Netflix is leaving HBO
Meanwhile, Netflix seems clearly focused on providing content that has the widest audience possible. Removed from becoming HBO, which was Netflix’s goal around 2013. On the time, Netflix was just getting began with original content, competing with HBO for shows like Kevin Spacey’s drama House of Cards. When Netflix hit again with the drama “Orange Is the Latest Black”, Sarandos appeared to be on its solution to making Netflix the brand new HBO.
Nevertheless, through the years, Netflix’s ambitions grew. Investors cheered for higher spending. Just buying prestige programs gave the look of a small potato. HBO’s U.S. audience was typically around 35 million subscribers, and Netflix quickly surpassed that threshold by constructing a worldwide streaming service that targeted the complete traditional pay-TV ecosystem, not only HBO.
Netflix reported this week that it ended the primary quarter with over 232 million subscribers worldwide.
However the importance of making high-profile shows to rival HBO seems less and less vital to Netflix every 12 months. It is also argued that Netflix didn’t have the identical hit rate as HBO when it got here to producing prestige TV shows. Since 2013, HBO has won dozens of major Emmys greater than Netflix.
Ted Sarandos attends the 94th Academy Awards on the Dolby Theater in Hollywood, California, March 27, 2022.
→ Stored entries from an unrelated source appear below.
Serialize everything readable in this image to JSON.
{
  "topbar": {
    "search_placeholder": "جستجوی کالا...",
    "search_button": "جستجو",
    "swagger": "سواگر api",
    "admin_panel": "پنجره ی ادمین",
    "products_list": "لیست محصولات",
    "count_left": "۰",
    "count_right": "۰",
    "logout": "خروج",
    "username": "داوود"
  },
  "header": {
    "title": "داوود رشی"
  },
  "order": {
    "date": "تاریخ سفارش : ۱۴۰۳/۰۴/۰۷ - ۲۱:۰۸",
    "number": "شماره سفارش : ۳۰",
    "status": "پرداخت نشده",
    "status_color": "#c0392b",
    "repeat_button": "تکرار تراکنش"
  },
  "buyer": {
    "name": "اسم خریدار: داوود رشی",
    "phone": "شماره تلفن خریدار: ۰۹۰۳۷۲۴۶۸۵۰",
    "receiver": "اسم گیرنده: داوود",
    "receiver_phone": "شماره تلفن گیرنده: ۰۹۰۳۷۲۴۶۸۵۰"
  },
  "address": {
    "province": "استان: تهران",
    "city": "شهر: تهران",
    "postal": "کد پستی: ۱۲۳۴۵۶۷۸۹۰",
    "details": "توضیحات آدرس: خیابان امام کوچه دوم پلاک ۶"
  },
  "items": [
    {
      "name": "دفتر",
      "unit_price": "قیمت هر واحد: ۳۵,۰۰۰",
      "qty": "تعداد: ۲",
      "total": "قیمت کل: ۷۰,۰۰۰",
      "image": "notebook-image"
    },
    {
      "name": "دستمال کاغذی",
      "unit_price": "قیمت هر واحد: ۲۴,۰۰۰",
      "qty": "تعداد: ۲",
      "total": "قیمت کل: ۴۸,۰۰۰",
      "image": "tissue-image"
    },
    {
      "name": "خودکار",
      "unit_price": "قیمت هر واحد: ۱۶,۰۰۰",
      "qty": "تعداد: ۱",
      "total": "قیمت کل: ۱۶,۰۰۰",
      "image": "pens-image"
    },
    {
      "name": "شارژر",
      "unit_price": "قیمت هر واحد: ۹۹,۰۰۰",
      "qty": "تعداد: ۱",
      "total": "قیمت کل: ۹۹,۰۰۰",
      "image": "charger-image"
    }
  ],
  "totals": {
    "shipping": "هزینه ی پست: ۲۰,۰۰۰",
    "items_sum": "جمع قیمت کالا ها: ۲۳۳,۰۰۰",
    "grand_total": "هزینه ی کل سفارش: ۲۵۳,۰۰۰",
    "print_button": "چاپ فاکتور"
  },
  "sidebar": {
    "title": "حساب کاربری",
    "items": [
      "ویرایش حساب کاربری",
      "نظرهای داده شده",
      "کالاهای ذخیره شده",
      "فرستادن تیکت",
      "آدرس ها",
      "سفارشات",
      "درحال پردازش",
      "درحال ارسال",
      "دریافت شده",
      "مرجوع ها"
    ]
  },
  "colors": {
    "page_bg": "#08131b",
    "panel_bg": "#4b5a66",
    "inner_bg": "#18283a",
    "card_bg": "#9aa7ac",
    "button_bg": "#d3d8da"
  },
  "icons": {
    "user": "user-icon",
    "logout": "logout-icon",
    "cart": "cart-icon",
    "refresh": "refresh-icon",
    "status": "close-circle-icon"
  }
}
Angela Weiss | AFP | Getty Images
“Once we discuss our content, sometimes it appears like a laundry list,” Sarandos said this week during a Netflix earnings conference call. “Everyone has incredibly diverse tastes, that you simply have to have very various things for various fans, and that is what we’re good at doing on a big scale.”
Netflix has decided that its competitive advantage is a wide selection of programming. Sarandos said The Latest Yorker earlier this 12 months that Netflix’s recent strategy is to operate as “equal parts HBO and FX and AMC and Lifetime and Bravo and E! and Comedy Central.
Ten years after Sarandos’ statement to GQ, it’s clear that HBO won’t turn out to be Netflix, and Netflix won’t turn out to be HBO. And good for each of them.